To improve my writing, I want to reduce the number of nominalizations (a.k.a. zombie nouns) that I use. For that purpose I would like to have all nominalizations automatically highlighted in the generated PDF.
Essentially I am trying to automatically have words highlighted in the same manner as in the Writer's Diet Test, which, given a sample text, highlights be-verbs (am, is, are, was, were, be, being, been), nominalizations, prepositions, adjectives and adverbs, and waste words (it, this, that, and there).
Nominalizations can be detected as words ending with the following suffixes: ion, ism, ty, ment, ness, ance or ence (although with some false positives, e.g., the word "city" would be detected as a nominalization, but this would be OK). So I think it should be possible to highlight nominalizations using regular expressions.
As a starting point, I used the accepted solution to the question Highlight every occurrence of a list of words?.
Specifically, I used the luahighlight.sty package and the lua module highlight.lua provided in the solution.
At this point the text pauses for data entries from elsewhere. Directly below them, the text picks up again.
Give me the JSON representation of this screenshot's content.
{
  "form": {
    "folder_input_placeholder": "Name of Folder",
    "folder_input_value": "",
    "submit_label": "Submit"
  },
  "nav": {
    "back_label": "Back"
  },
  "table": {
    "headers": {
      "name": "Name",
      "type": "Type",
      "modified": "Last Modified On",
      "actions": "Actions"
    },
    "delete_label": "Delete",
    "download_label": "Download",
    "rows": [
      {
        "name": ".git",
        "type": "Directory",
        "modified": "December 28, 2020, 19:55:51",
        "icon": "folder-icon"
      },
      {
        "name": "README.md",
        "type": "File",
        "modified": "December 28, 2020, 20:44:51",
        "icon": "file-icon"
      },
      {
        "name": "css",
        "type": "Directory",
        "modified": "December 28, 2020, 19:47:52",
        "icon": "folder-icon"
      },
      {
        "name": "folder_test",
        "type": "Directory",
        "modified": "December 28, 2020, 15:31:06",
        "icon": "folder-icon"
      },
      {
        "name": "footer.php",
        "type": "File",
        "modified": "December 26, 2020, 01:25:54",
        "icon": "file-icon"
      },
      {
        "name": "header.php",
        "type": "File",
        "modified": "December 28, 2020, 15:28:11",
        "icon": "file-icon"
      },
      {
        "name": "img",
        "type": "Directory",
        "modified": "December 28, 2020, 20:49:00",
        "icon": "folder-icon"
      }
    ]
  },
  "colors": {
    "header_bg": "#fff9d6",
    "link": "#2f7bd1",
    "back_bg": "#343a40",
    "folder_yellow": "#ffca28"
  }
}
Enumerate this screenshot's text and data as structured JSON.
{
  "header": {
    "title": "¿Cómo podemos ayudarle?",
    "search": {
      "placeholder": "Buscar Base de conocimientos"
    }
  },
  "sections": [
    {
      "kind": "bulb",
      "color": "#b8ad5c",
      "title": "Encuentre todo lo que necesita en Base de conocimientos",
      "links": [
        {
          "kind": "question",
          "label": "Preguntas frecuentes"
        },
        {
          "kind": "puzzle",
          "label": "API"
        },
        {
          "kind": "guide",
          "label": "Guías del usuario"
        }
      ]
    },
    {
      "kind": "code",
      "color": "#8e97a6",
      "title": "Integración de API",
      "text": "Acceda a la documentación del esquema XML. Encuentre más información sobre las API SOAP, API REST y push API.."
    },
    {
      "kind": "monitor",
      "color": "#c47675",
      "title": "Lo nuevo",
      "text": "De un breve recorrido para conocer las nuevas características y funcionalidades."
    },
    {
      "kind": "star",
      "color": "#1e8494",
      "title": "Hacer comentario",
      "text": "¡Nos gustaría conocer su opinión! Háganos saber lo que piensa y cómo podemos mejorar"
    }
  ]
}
The following is a MWE that uses luahighlight.sty and highlight.lua to highlight be-verbs, prepositions, and waste words:
\documentclass[a4paper]{article}
\usepackage[pdftex]{xcolor}
%%%%%%%%%%%%%%%%%%%%%%%%%%%%%%%%
\usepackage{luahighlight}
% highlight be-verbs
\highlight[orange]{am}
\highlight[orange]{is}
\highlight[orange]{are}
\highlight[orange]{was}
\highlight[orange]{were}
\highlight[orange]{be}
\highlight[orange]{being}
\highlight[orange]{been}
% highlight prepositions
\highlight[green]{about}
\highlight[green]{above}
\highlight[green]{across}
\highlight[green]{after}
\highlight[green]{against}
\highlight[green]{along}
\highlight[green]{among}
\highlight[green]{around}
\highlight[green]{at}
\highlight[green]{before}
\highlight[green]{behind}
\highlight[green]{below}
\highlight[green]{beneath}
\highlight[green]{beside}
\highlight[green]{between}
\highlight[green]{beyond}
\highlight[green]{by}
\highlight[green]{down}
\highlight[green]{during}
\highlight[green]{for}
\highlight[green]{from}
\highlight[green]{in}
\highlight[green]{inside}
\highlight[green]{into}
\highlight[green]{like}
\highlight[green]{near}
\highlight[green]{of}
\highlight[green]{off}
\highlight[green]{on}
\highlight[green]{onto}
\highlight[green]{out}
\highlight[green]{outside}
\highlight[green]{over}
\highlight[green]{past}
\highlight[green]{since}
\highlight[green]{through}
\highlight[green]{throughout}
\highlight[green]{till}
\highlight[green]{to}
\highlight[green]{toward}
\highlight[green]{under}
\highlight[green]{underneath}
\highlight[green]{until}
\highlight[green]{up}
\highlight[green]{upon}
\highlight[green]{with}
\highlight[green]{within}
\highlight[green]{without}
% highlight waste words
\highlight[pink]{it}
\highlight[pink]{this}
\highlight[pink]{that}
\highlight[pink]{there}
\highlight[pink]{these}
%%%%%%%%%%%%%%%%%%%%%%%%%%%%%%%%
\begin{document}
The proliferation of nominalizations in a discursive formation may be an
indication of a tendency toward pomposity and abstraction.
\end{document}
It gives the following output:
How can I now also highlight nominalizations? In the sample text the words proliferation, nominalizations, formation, indication, pomposity, and abstraction should be highlighted.
At the end the output should be highlighted like this:
(The above output is the result of running the sample text through the online Writer's Diet test).